In 2005 the world was aghast by the images seen on television and newspapers of the mass destruction caused to human life and the city of New Orleans by Hurricane Katrina.
A recent report reveals that State authorities are bolstering levees around Sacramento to prevent it from experiencing Katrina-like effects during a flood. They also hope that severe storms don’t hit the capital city before the completion of projects planned to end by 2012.
With the right combination of bad weather conditions, officials from the Department of Water Resources predict that the American River’s 18,000-square-mile watershed, along with the Sacramento River’s 23,000 square miles in Northern California, could flood the capital city under 20 feet of water, cause $25 billion worth of damage, and devastate homes in Sacramento-area communities.
According to a recent Los Angeles Times article, flooding from the rivers would also leave “500 dead, 102 square miles flooded, and 300,000 people uprooted, an international airport and state agencies under water, and years of recovery.”
So what is the State doing to prevent Sacramento from becoming another New Orleans?
The Sacramento Area Flood Control Agency has been designated to work with state and federal agencies to double Sacramento’s flood protection by using pre-approved $5 billion dollars in state bond money.

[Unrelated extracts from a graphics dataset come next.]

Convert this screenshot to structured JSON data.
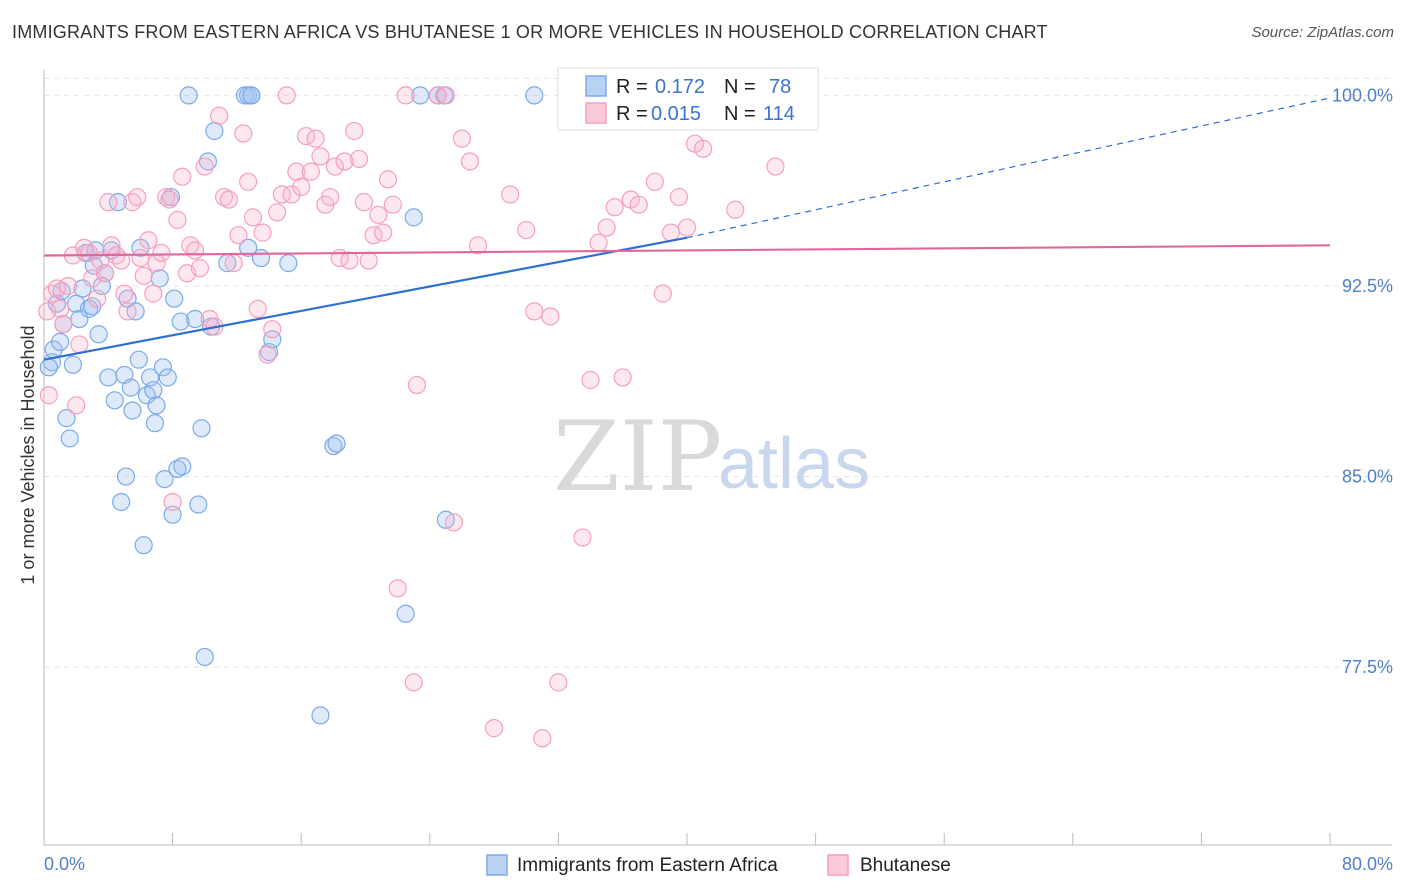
{
  "header": {
    "title": "IMMIGRANTS FROM EASTERN AFRICA VS BHUTANESE 1 OR MORE VEHICLES IN HOUSEHOLD CORRELATION CHART",
    "source": "Source: ZipAtlas.com"
  },
  "watermark": {
    "zip": "ZIP",
    "atlas": "atlas"
  },
  "legend": {
    "rows": [
      {
        "r_label": "R =",
        "r_value": "0.172",
        "n_label": "N =",
        "n_value": "78"
      },
      {
        "r_label": "R =",
        "r_value": "0.015",
        "n_label": "N =",
        "n_value": "114"
      }
    ]
  },
  "chart_data": {
    "type": "scatter",
    "title": "IMMIGRANTS FROM EASTERN AFRICA VS BHUTANESE 1 OR MORE VEHICLES IN HOUSEHOLD CORRELATION CHART",
    "xlabel": "",
    "ylabel": "1 or more Vehicles in Household",
    "xlim": [
      0,
      80
    ],
    "ylim": [
      70.5,
      101
    ],
    "x_tick_labels": [
      "0.0%",
      "80.0%"
    ],
    "y_ticks": [
      77.5,
      85.0,
      92.5,
      100.0
    ],
    "y_tick_labels": [
      "77.5%",
      "85.0%",
      "92.5%",
      "100.0%"
    ],
    "grid": true,
    "legend_position": "top-center",
    "series": [
      {
        "name": "Immigrants from Eastern Africa",
        "color": "#7aaae8",
        "trend_color": "#2f6fcf",
        "trend": {
          "x0": 0,
          "y0": 89.6,
          "x1": 40,
          "y1": 94.4,
          "dash_to_x": 80,
          "dash_to_y": 99.9
        },
        "points": [
          [
            0.5,
            89.5
          ],
          [
            0.6,
            90.0
          ],
          [
            0.8,
            91.8
          ],
          [
            1.0,
            90.3
          ],
          [
            1.1,
            92.3
          ],
          [
            1.2,
            91.0
          ],
          [
            1.4,
            87.3
          ],
          [
            1.6,
            86.5
          ],
          [
            1.8,
            89.4
          ],
          [
            2.0,
            91.8
          ],
          [
            2.2,
            91.2
          ],
          [
            2.4,
            92.4
          ],
          [
            2.6,
            93.8
          ],
          [
            2.8,
            91.6
          ],
          [
            3.0,
            91.7
          ],
          [
            3.1,
            93.3
          ],
          [
            3.2,
            93.9
          ],
          [
            3.4,
            90.6
          ],
          [
            3.6,
            92.5
          ],
          [
            3.8,
            93.0
          ],
          [
            4.0,
            88.9
          ],
          [
            4.2,
            93.9
          ],
          [
            4.4,
            88.0
          ],
          [
            4.6,
            95.8
          ],
          [
            4.8,
            84.0
          ],
          [
            5.0,
            89.0
          ],
          [
            5.1,
            85.0
          ],
          [
            5.2,
            92.0
          ],
          [
            5.4,
            88.5
          ],
          [
            5.5,
            87.6
          ],
          [
            5.7,
            91.5
          ],
          [
            5.9,
            89.6
          ],
          [
            6.0,
            94.0
          ],
          [
            6.2,
            82.3
          ],
          [
            6.4,
            88.2
          ],
          [
            6.6,
            88.9
          ],
          [
            6.8,
            88.4
          ],
          [
            6.9,
            87.1
          ],
          [
            7.0,
            87.8
          ],
          [
            7.2,
            92.8
          ],
          [
            7.4,
            89.3
          ],
          [
            7.5,
            84.9
          ],
          [
            7.7,
            88.9
          ],
          [
            7.9,
            96.0
          ],
          [
            8.0,
            83.5
          ],
          [
            8.1,
            92.0
          ],
          [
            8.3,
            85.3
          ],
          [
            8.5,
            91.1
          ],
          [
            8.6,
            85.4
          ],
          [
            9.0,
            100.0
          ],
          [
            9.4,
            91.2
          ],
          [
            9.6,
            83.9
          ],
          [
            9.8,
            86.9
          ],
          [
            10.0,
            77.9
          ],
          [
            10.2,
            97.4
          ],
          [
            10.4,
            90.9
          ],
          [
            10.6,
            98.6
          ],
          [
            11.4,
            93.4
          ],
          [
            12.5,
            100.0
          ],
          [
            12.7,
            100.0
          ],
          [
            12.9,
            100.0
          ],
          [
            12.9,
            100.0
          ],
          [
            12.7,
            94.0
          ],
          [
            13.5,
            93.6
          ],
          [
            14.0,
            89.9
          ],
          [
            14.2,
            90.4
          ],
          [
            15.2,
            93.4
          ],
          [
            17.2,
            75.6
          ],
          [
            18.0,
            86.2
          ],
          [
            18.2,
            86.3
          ],
          [
            22.5,
            79.6
          ],
          [
            23.0,
            95.2
          ],
          [
            23.4,
            100.0
          ],
          [
            24.5,
            100.0
          ],
          [
            24.9,
            100.0
          ],
          [
            25.0,
            83.3
          ],
          [
            30.5,
            100.0
          ],
          [
            0.3,
            89.3
          ]
        ]
      },
      {
        "name": "Bhutanese",
        "color": "#f59fbd",
        "trend_color": "#e0679a",
        "trend": {
          "x0": 0,
          "y0": 93.7,
          "x1": 80,
          "y1": 94.1
        },
        "points": [
          [
            0.2,
            91.5
          ],
          [
            0.3,
            88.2
          ],
          [
            0.5,
            92.2
          ],
          [
            0.8,
            92.4
          ],
          [
            1.0,
            91.6
          ],
          [
            1.2,
            91.0
          ],
          [
            1.5,
            92.5
          ],
          [
            1.8,
            93.7
          ],
          [
            2.0,
            87.8
          ],
          [
            2.2,
            90.2
          ],
          [
            2.5,
            94.0
          ],
          [
            2.8,
            93.8
          ],
          [
            3.0,
            92.8
          ],
          [
            3.3,
            92.0
          ],
          [
            3.5,
            93.5
          ],
          [
            3.8,
            93.0
          ],
          [
            4.0,
            95.8
          ],
          [
            4.2,
            94.1
          ],
          [
            4.5,
            93.7
          ],
          [
            4.8,
            93.5
          ],
          [
            5.0,
            92.2
          ],
          [
            5.2,
            91.5
          ],
          [
            5.5,
            95.8
          ],
          [
            5.8,
            96.0
          ],
          [
            6.0,
            93.6
          ],
          [
            6.2,
            92.9
          ],
          [
            6.5,
            94.3
          ],
          [
            6.8,
            92.2
          ],
          [
            7.0,
            93.4
          ],
          [
            7.3,
            93.8
          ],
          [
            7.6,
            96.0
          ],
          [
            7.8,
            95.9
          ],
          [
            8.0,
            84.0
          ],
          [
            8.3,
            95.1
          ],
          [
            8.6,
            96.8
          ],
          [
            8.9,
            93.0
          ],
          [
            9.1,
            94.1
          ],
          [
            9.4,
            93.9
          ],
          [
            9.7,
            93.2
          ],
          [
            10.0,
            97.2
          ],
          [
            10.3,
            91.2
          ],
          [
            10.6,
            90.9
          ],
          [
            10.9,
            99.2
          ],
          [
            11.2,
            96.0
          ],
          [
            11.5,
            95.9
          ],
          [
            11.8,
            93.4
          ],
          [
            12.1,
            94.5
          ],
          [
            12.4,
            98.5
          ],
          [
            12.7,
            96.6
          ],
          [
            13.0,
            95.2
          ],
          [
            13.3,
            91.6
          ],
          [
            13.6,
            94.6
          ],
          [
            13.9,
            89.8
          ],
          [
            14.2,
            90.8
          ],
          [
            14.5,
            95.4
          ],
          [
            14.8,
            96.1
          ],
          [
            15.1,
            100.0
          ],
          [
            15.4,
            96.1
          ],
          [
            15.7,
            97.0
          ],
          [
            16.0,
            96.4
          ],
          [
            16.3,
            98.4
          ],
          [
            16.6,
            97.0
          ],
          [
            16.9,
            98.3
          ],
          [
            17.2,
            97.6
          ],
          [
            17.5,
            95.7
          ],
          [
            17.8,
            96.0
          ],
          [
            18.1,
            97.2
          ],
          [
            18.4,
            93.6
          ],
          [
            18.7,
            97.4
          ],
          [
            19.0,
            93.5
          ],
          [
            19.3,
            98.6
          ],
          [
            19.6,
            97.5
          ],
          [
            19.9,
            95.8
          ],
          [
            20.2,
            93.5
          ],
          [
            20.5,
            94.5
          ],
          [
            20.8,
            95.3
          ],
          [
            21.1,
            94.6
          ],
          [
            21.4,
            96.7
          ],
          [
            21.7,
            95.7
          ],
          [
            22.0,
            80.6
          ],
          [
            22.5,
            100.0
          ],
          [
            23.0,
            76.9
          ],
          [
            23.2,
            88.6
          ],
          [
            24.5,
            100.0
          ],
          [
            25.0,
            100.0
          ],
          [
            25.5,
            83.2
          ],
          [
            26.0,
            98.3
          ],
          [
            26.5,
            97.4
          ],
          [
            27.0,
            94.1
          ],
          [
            28.0,
            75.1
          ],
          [
            29.0,
            96.1
          ],
          [
            30.0,
            94.7
          ],
          [
            30.5,
            91.5
          ],
          [
            31.0,
            74.7
          ],
          [
            31.5,
            91.3
          ],
          [
            32.0,
            76.9
          ],
          [
            32.5,
            100.0
          ],
          [
            33.5,
            82.6
          ],
          [
            34.0,
            88.8
          ],
          [
            34.5,
            94.2
          ],
          [
            35.0,
            94.8
          ],
          [
            35.5,
            95.6
          ],
          [
            36.0,
            88.9
          ],
          [
            36.5,
            95.9
          ],
          [
            37.0,
            95.7
          ],
          [
            38.0,
            96.6
          ],
          [
            38.5,
            92.2
          ],
          [
            39.0,
            94.6
          ],
          [
            39.5,
            96.0
          ],
          [
            40.0,
            94.8
          ],
          [
            40.5,
            98.1
          ],
          [
            41.0,
            97.9
          ],
          [
            43.0,
            95.5
          ],
          [
            45.5,
            97.2
          ]
        ]
      }
    ]
  },
  "bottom_legend": {
    "items": [
      {
        "label": "Immigrants from Eastern Africa",
        "color": "#b9d2f3",
        "border": "#7aaae8"
      },
      {
        "label": "Bhutanese",
        "color": "#fbcad9",
        "border": "#f59fbd"
      }
    ]
  }
}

Stein Buer, the agency’s executive director, is working with The U.S. Army Corps of Engineers, the Federal Emergency Management Agency and the federal Bureau of Reclamation to reinforce the Central Valley’s 1,600 miles of levees, build a spillway channel for the Folsom Dam, and buttress Natomas Basin levees.
Besides infrastructure maintenance, other signs that people are preparing for the worst are building moratoriums near flood-prone areas and higher flood insurance prices.
Environmentalists are concerned about the environmental impacts of more levee construction, homeowners are upset at another high expense, and builders are dismayed at the inability to build, but state officials assure that their plans are in the name of safety.
Because, after all, how horrible would it be if Sacramento became another Katrina? Nobody wants that.